Yes, YOU are the stars! And I’m stumped.
Here are two myths heard at museums that came to me via this blog. I’m tapped out. Can anyone help?
1) This blog reader said a tour guide told them that the “shot glass” was “originally a small glass filled with lead buckshot to be used as a pen-holder. She explained that buckshot kept the ink on the pen nib wet, though I don’t see how it could be more moist than just leaving it in an inkwell. Every heard this one before?”
No. Sounds ridiculous to me but I cannot back that up.
2) The other myth the reader heard “seems like a very generalized assertion to answer a very specific question. I wanted to leave the site where I heard these myths anonymous, but in order to provide context, the link I am attaching here reveals its identity: http://www.rhdc.org/old-raleigh-post-office-early-office-building This building was identified as a Federal government building due to its architectural style–which is also wrong–and its color was explained by the guide as part of a color scheme assigned to different government buildings, in this case, a post office.

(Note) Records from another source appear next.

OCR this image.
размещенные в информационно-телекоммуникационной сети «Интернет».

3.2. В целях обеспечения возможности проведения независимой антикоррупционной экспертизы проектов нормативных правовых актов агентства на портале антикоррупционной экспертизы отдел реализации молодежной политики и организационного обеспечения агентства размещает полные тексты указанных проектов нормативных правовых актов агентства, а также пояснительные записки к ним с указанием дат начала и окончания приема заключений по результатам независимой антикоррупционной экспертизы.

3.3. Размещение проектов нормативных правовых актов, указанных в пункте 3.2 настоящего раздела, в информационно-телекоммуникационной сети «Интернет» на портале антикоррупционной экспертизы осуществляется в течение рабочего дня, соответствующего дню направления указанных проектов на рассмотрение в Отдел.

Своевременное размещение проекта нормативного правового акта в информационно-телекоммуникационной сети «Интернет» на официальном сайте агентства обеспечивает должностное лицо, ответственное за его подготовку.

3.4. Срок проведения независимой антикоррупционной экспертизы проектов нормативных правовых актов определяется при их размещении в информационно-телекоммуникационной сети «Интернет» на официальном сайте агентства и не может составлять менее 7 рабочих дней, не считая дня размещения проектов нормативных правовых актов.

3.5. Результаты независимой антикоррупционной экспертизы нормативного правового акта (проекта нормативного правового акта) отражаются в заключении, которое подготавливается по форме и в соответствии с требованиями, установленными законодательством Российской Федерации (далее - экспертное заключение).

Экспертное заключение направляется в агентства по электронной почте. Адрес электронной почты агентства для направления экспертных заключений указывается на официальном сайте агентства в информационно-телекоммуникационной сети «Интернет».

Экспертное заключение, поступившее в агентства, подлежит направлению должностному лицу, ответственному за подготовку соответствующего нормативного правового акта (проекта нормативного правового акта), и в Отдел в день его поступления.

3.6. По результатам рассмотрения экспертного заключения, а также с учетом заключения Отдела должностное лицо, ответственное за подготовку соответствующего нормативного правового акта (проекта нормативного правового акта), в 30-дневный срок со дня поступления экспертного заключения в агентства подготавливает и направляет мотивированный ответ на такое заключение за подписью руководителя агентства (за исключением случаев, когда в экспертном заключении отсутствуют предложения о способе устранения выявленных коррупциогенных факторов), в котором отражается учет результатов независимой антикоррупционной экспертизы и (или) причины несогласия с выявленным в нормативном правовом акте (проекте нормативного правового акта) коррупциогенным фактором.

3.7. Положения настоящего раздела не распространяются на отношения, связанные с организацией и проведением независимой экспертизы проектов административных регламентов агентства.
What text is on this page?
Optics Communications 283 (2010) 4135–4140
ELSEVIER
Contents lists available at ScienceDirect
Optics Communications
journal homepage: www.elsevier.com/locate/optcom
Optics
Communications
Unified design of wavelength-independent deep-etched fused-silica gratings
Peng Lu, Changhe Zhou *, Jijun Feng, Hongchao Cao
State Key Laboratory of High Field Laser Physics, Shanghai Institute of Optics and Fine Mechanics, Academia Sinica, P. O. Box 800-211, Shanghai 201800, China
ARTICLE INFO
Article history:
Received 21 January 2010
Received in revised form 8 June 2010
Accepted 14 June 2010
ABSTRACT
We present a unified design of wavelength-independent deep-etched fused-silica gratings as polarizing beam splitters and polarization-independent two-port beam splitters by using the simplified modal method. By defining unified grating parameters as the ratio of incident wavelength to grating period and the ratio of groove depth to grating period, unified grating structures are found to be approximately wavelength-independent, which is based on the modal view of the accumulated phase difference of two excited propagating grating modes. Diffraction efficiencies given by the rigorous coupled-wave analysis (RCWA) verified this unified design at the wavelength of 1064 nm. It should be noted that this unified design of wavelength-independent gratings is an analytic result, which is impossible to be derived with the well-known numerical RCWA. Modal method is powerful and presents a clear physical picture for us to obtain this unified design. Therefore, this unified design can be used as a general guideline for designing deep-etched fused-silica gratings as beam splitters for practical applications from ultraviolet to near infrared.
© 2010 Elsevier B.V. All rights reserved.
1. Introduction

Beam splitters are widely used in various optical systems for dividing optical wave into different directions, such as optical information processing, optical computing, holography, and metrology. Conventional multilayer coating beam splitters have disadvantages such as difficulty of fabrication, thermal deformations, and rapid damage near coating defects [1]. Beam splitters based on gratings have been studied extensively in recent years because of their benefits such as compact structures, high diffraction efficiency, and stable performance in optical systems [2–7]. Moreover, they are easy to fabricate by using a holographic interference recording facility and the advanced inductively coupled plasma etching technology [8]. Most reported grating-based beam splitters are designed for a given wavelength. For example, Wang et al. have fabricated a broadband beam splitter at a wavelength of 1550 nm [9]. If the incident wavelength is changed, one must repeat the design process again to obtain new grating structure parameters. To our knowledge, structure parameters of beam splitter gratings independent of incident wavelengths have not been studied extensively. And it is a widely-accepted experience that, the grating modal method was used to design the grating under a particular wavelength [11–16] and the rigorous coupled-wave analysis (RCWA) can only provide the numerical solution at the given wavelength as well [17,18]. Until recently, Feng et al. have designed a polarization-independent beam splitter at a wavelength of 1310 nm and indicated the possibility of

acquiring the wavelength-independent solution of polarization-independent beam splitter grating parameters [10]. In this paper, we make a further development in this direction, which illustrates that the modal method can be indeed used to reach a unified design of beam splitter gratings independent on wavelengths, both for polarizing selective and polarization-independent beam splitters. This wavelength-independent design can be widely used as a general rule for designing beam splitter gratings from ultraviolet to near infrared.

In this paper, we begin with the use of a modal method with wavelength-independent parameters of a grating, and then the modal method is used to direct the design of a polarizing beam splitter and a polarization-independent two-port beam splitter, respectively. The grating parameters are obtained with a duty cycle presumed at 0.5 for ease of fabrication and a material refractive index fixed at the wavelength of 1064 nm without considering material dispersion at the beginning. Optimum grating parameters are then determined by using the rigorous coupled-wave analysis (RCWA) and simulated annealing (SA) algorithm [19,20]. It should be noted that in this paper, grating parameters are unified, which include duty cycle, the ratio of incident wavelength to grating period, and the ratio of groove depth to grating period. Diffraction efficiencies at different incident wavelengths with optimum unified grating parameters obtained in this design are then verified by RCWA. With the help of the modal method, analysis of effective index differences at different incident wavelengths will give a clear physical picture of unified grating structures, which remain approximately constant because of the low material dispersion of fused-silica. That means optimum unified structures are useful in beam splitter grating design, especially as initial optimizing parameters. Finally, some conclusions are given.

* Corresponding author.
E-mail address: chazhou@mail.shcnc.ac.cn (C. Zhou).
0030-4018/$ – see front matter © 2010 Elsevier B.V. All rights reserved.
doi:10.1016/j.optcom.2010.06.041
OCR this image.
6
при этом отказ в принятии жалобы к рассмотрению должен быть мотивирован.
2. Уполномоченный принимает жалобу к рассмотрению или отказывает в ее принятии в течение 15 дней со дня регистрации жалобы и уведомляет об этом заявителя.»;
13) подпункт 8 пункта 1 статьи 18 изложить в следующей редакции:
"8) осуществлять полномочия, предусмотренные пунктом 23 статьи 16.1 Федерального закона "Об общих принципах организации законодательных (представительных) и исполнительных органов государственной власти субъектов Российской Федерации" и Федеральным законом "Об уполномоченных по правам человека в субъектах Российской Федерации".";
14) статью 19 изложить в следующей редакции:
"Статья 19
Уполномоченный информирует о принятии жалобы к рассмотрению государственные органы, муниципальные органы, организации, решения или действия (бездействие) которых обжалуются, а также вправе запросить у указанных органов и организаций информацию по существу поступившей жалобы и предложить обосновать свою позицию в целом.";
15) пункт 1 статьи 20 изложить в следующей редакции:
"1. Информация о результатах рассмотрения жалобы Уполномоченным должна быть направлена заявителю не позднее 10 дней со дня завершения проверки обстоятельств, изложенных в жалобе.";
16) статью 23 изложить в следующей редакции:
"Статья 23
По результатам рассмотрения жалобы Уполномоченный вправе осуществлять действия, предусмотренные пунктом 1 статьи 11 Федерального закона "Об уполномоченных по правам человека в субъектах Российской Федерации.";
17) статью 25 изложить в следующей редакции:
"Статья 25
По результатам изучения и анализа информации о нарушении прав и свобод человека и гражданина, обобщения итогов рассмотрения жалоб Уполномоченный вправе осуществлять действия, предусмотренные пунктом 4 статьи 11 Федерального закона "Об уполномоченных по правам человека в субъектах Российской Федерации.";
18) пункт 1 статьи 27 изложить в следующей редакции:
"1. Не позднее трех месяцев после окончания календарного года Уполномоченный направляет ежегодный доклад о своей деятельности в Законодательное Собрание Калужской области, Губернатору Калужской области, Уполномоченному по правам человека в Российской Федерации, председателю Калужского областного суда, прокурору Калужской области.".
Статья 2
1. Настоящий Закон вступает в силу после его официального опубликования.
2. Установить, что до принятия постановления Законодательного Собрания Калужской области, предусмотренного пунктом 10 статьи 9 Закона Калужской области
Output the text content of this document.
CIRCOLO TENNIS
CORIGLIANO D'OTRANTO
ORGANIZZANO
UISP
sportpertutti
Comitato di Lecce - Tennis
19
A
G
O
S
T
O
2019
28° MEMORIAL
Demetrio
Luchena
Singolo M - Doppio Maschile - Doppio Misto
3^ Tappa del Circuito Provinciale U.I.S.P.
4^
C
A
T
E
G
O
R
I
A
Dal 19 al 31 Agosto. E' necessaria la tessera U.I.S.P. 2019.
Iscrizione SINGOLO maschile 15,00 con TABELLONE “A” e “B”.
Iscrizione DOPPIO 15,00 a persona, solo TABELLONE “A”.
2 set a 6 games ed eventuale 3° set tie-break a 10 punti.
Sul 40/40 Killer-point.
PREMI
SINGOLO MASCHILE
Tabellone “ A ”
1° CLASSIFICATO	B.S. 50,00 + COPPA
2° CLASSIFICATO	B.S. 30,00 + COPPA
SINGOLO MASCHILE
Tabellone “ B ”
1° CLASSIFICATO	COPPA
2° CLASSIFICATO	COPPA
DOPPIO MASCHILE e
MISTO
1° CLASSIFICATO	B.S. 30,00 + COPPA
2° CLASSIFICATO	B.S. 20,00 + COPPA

The buildings were color coded in order to identify them to–you guessed it–illiterate citizens. So the big question with this myth is: have you ever heard of color-coded government buildings? I’d love to know how this notion might have gotten its start and how widespread it may be.
This seems like a variation of Myth #37, about shop signs being pictures because most people “in those days” were illiterate. I feel certain the color-coding statement isn’t true, but I can’t speak to its origins. Anyone?